W oparciu o ustalony stan faktyczny Sąd Rejonowy przyjął, że pozew pierwotnie wniesiony został przeciwko spółce cywilnej, która nie ma osobowości prawnej. Pozwanymi powinni być solidarnie wspólnicy spółki. Przekształcenie powództwa po stronie pozwanej nastąpiło dopiero w dniu 13.01.2013 r. Upłynął więc trzyletni okres przedawnienia roszczeń pracowniczych zgodnie z art. 291 § 1 k.p. jeżeli chodzi o wynagrodzenie powoda. Termin odwołania od rozwiązania stosunku pracy jest 14 dniowy w myśl art. 264 § 2 k.p. i również minął w stosunku do wspólników. Sąd I instancji stwierdził brak przesłanek do przywrócenia terminu. Uznał wobec tego, że roszczenia powoda podlegają oddaleniu niezależnie od tego, czy powód wnosząc powództwo prawidłowo określił stronę pozwaną.

Zgodnie z szeregiem orzeczeń Sądu Najwyższego (np. II UKN 507/98, I PKN 77/96, I PRN 63/95) występujący przeciwko spółce cywilnej pracownik powinien w pozwie wskazać jako stronę pozwaną nie tylko spółkę, ale także wszystkich wspólników. Odpowiedzialność ich jest solidarna. W nowszym orzecznictwie, w wyroku II PK 170/11 z 13.03.2012 r., Sąd Najwyższy stwierdził, że wspólnicy tworzący spółkę cywilną nie są indywidualnymi pracodawcami, lecz każdy z nich działa jako pracodawca, tylko dlatego, że jest w umowie spółki i pozwala na to umowa i ustawa (art. 865par. 1 k.c.). Spółka cywilna jest kontraktem i jako taka nie może być pracodawcą, bo sama w sobie nie jest podmiotem prawa. Zdaniem więc sądu działający po stronie powodowej pełnomocnik nie do końca określił prawidłowo stronę pozwaną. Przyjmując więc stanowisko zaprezentowane przez pełnomocnika wspólników spółki należało oddalić powództwo.

Zdaniem sądu przeprowadzone postępowanie dowodowe wskazuje na to, że powód nie świadczył pracy w grudniu na rzecz swego pracodawcy, spółki. Nie był na terenie należącym do spółki, ale do jego żony. Natomiast w magazynie należącym do żony nie było towarów spółki, co wynika z arkusza spisowego z 31.12.2009. r Spis był tylko przeprowadzony w tym dniu. Skoro więc powód był w hali żony przez cały grudzień to nie mógł świadczyć pracy na rzecz spółki. Wynagrodzenie więc za pracę w grudniu zgodnie z art. 80 k.p. powodowi się nie należy.
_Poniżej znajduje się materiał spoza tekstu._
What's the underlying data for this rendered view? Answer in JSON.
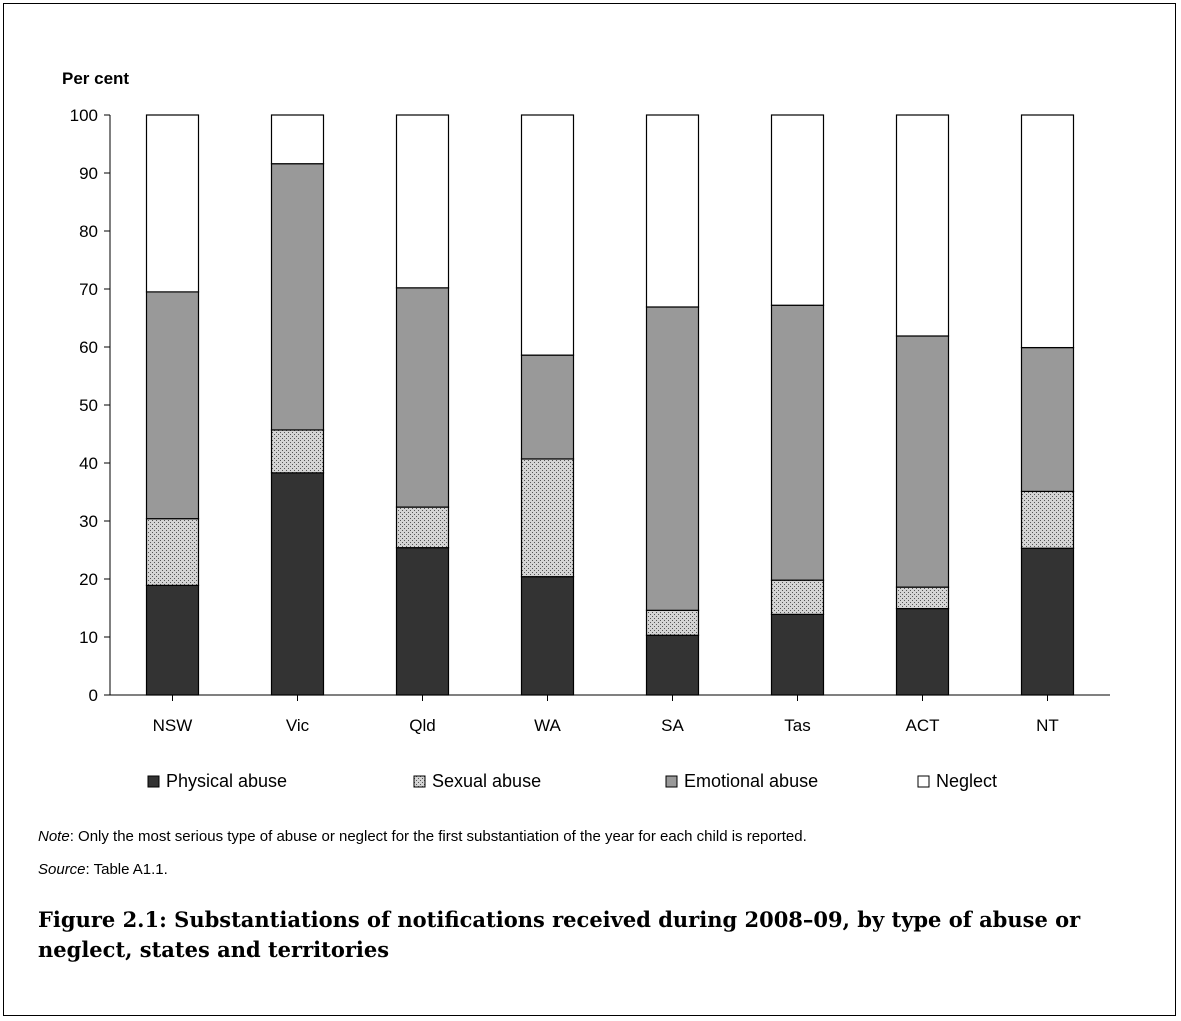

A według wyliczeń biegłego, w takim przypadku spółka nie miała zaległości płatniczych wobec powoda.

Zasadne więc było rozwiązanie stosunku pracy z powodem na podstawie art. 52 § 1 pkt. 1 k.p. z powodu nieusprawiedliwionej nieobecności w pracy.

Strona przegrywająca sprawę zgodnie z art. 98 k.p.c. ponosi koszty postępowania. Sąd I instancji obciążył więc powoda opłatą od pozwu (5% wartości przedmiotu sporu) oraz kosztami zastępstwa procesowego ustalonego również od wartości przedmiotu sporu na podstawie rozporządzenia Ministra sprawiedliwości z dnia 28.09.2002 r. w sprawie opłat za czynności radców prawnych – par. 6 i 11 ust.1 pkt. 2.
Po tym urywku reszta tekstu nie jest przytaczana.